Inga Saffron


Inga Saffron is an American journalist and architecture critic. She won the 2014 Pulitzer Prize for Criticism while writing for The Philadelphia Inquirer.

Biography

Saffron was raised in Levittown, New York and attended New York University. She studied abroad in France for one year, then decided not to return to school and moved to Dublin. In Ireland, she wrote for many local publications and worked as a freelancer with Newsweek. Upon returning to the United States, Saffron wrote for the Courier-News of New Jersey. She joined The Philadelphia Inquirer in 1984. As the Inquirer's Moscow correspondent from 1994 to 1998, Saffron covered the Yugoslav Wars and First Chechen War.
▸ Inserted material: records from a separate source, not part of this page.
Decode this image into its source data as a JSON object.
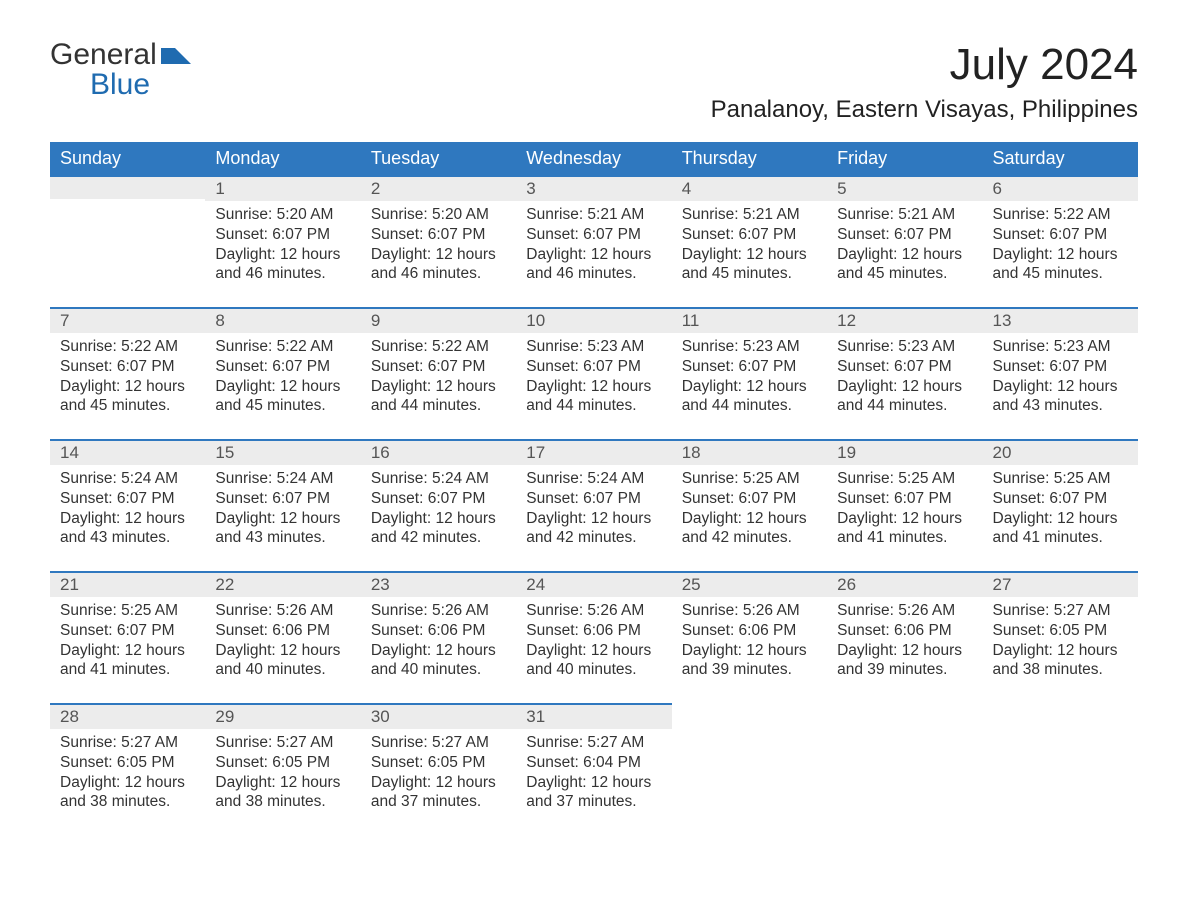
{
  "logo": {
    "word1": "General",
    "word2": "Blue",
    "icon_color": "#1f6bb0",
    "text_color_top": "#333333"
  },
  "header": {
    "month_title": "July 2024",
    "location": "Panalanoy, Eastern Visayas, Philippines"
  },
  "colors": {
    "header_bg": "#2f78bf",
    "header_text": "#ffffff",
    "daynum_bg": "#ececec",
    "row_border": "#2f78bf",
    "body_bg": "#ffffff",
    "text": "#333333"
  },
  "day_headers": [
    "Sunday",
    "Monday",
    "Tuesday",
    "Wednesday",
    "Thursday",
    "Friday",
    "Saturday"
  ],
  "sunrise_label": "Sunrise: ",
  "sunset_label": "Sunset: ",
  "daylight_label_prefix": "Daylight: ",
  "daylight_unit1": " hours and ",
  "daylight_unit2": " minutes.",
  "weeks": [
    [
      null,
      {
        "n": "1",
        "sunrise": "5:20 AM",
        "sunset": "6:07 PM",
        "dh": "12",
        "dm": "46"
      },
      {
        "n": "2",
        "sunrise": "5:20 AM",
        "sunset": "6:07 PM",
        "dh": "12",
        "dm": "46"
      },
      {
        "n": "3",
        "sunrise": "5:21 AM",
        "sunset": "6:07 PM",
        "dh": "12",
        "dm": "46"
      },
      {
        "n": "4",
        "sunrise": "5:21 AM",
        "sunset": "6:07 PM",
        "dh": "12",
        "dm": "45"
      },
      {
        "n": "5",
        "sunrise": "5:21 AM",
        "sunset": "6:07 PM",
        "dh": "12",
        "dm": "45"
      },
      {
        "n": "6",
        "sunrise": "5:22 AM",
        "sunset": "6:07 PM",
        "dh": "12",
        "dm": "45"
      }
    ],
    [
      {
        "n": "7",
        "sunrise": "5:22 AM",
        "sunset": "6:07 PM",
        "dh": "12",
        "dm": "45"
      },
      {
        "n": "8",
        "sunrise": "5:22 AM",
        "sunset": "6:07 PM",
        "dh": "12",
        "dm": "45"
      },
      {
        "n": "9",
        "sunrise": "5:22 AM",
        "sunset": "6:07 PM",
        "dh": "12",
        "dm": "44"
      },
      {
        "n": "10",
        "sunrise": "5:23 AM",
        "sunset": "6:07 PM",
        "dh": "12",
        "dm": "44"
      },
      {
        "n": "11",
        "sunrise": "5:23 AM",
        "sunset": "6:07 PM",
        "dh": "12",
        "dm": "44"
      },
      {
        "n": "12",
        "sunrise": "5:23 AM",
        "sunset": "6:07 PM",
        "dh": "12",
        "dm": "44"
      },
      {
        "n": "13",
        "sunrise": "5:23 AM",
        "sunset": "6:07 PM",
        "dh": "12",
        "dm": "43"
      }
    ],
    [
      {
        "n": "14",
        "sunrise": "5:24 AM",
        "sunset": "6:07 PM",
        "dh": "12",
        "dm": "43"
      },
      {
        "n": "15",
        "sunrise": "5:24 AM",
        "sunset": "6:07 PM",
        "dh": "12",
        "dm": "43"
      },
      {
        "n": "16",
        "sunrise": "5:24 AM",
        "sunset": "6:07 PM",
        "dh": "12",
        "dm": "42"
      },
      {
        "n": "17",
        "sunrise": "5:24 AM",
        "sunset": "6:07 PM",
        "dh": "12",
        "dm": "42"
      },
      {
        "n": "18",
        "sunrise": "5:25 AM",
        "sunset": "6:07 PM",
        "dh": "12",
        "dm": "42"
      },
      {
        "n": "19",
        "sunrise": "5:25 AM",
        "sunset": "6:07 PM",
        "dh": "12",
        "dm": "41"
      },
      {
        "n": "20",
        "sunrise": "5:25 AM",
        "sunset": "6:07 PM",
        "dh": "12",
        "dm": "41"
      }
    ],
    [
      {
        "n": "21",
        "sunrise": "5:25 AM",
        "sunset": "6:07 PM",
        "dh": "12",
        "dm": "41"
      },
      {
        "n": "22",
        "sunrise": "5:26 AM",
        "sunset": "6:06 PM",
        "dh": "12",
        "dm": "40"
      },
      {
        "n": "23",
        "sunrise": "5:26 AM",
        "sunset": "6:06 PM",
        "dh": "12",
        "dm": "40"
      },
      {
        "n": "24",
        "sunrise": "5:26 AM",
        "sunset": "6:06 PM",
        "dh": "12",
        "dm": "40"
      },
      {
        "n": "25",
        "sunrise": "5:26 AM",
        "sunset": "6:06 PM",
        "dh": "12",
        "dm": "39"
      },
      {
        "n": "26",
        "sunrise": "5:26 AM",
        "sunset": "6:06 PM",
        "dh": "12",
        "dm": "39"
      },
      {
        "n": "27",
        "sunrise": "5:27 AM",
        "sunset": "6:05 PM",
        "dh": "12",
        "dm": "38"
      }
    ],
    [
      {
        "n": "28",
        "sunrise": "5:27 AM",
        "sunset": "6:05 PM",
        "dh": "12",
        "dm": "38"
      },
      {
        "n": "29",
        "sunrise": "5:27 AM",
        "sunset": "6:05 PM",
        "dh": "12",
        "dm": "38"
      },
      {
        "n": "30",
        "sunrise": "5:27 AM",
        "sunset": "6:05 PM",
        "dh": "12",
        "dm": "37"
      },
      {
        "n": "31",
        "sunrise": "5:27 AM",
        "sunset": "6:04 PM",
        "dh": "12",
        "dm": "37"
      },
      null,
      null,
      null
    ]
  ]
}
She has written an architecture criticism column titled "Changing Skyline" since 1999.

Career

Saffron still writes for The Philadelphia Inquirer, which she joined in 1985 as a suburban reporter. She spent five years in Eastern Europe as a correspondent for the Inquirer. In 1999, Saffron started her "Changing Skyline" column for the Inquirer. She was a Loeb Fellow at the Harvard University Graduate School of Design in 2012.

Awards

Since becoming The Philadelphia Inquirer's resident architecture critic in 1999, Saffron has won many awards for her insightful and pointed critiques of architecture, planning, and urbanism in her city. Saffron won the Pulitzer Prize for Criticism in 2014 after receiving nominations for the prize in 2004, 2008, and 2009. She is also the 2010 recipient of the Gene Burd Urban Journalism Award. Saffron was one of two architecture critics to be honored with the 2018 Vincent Scully Prize, awarded by the National Building Museum; her fellow honoree was Robert Campbell, who is architecture critic of The Boston Globe.

Marriage and family

She is married to writer Ken Kalfus, with whom she has a daughter, Sky.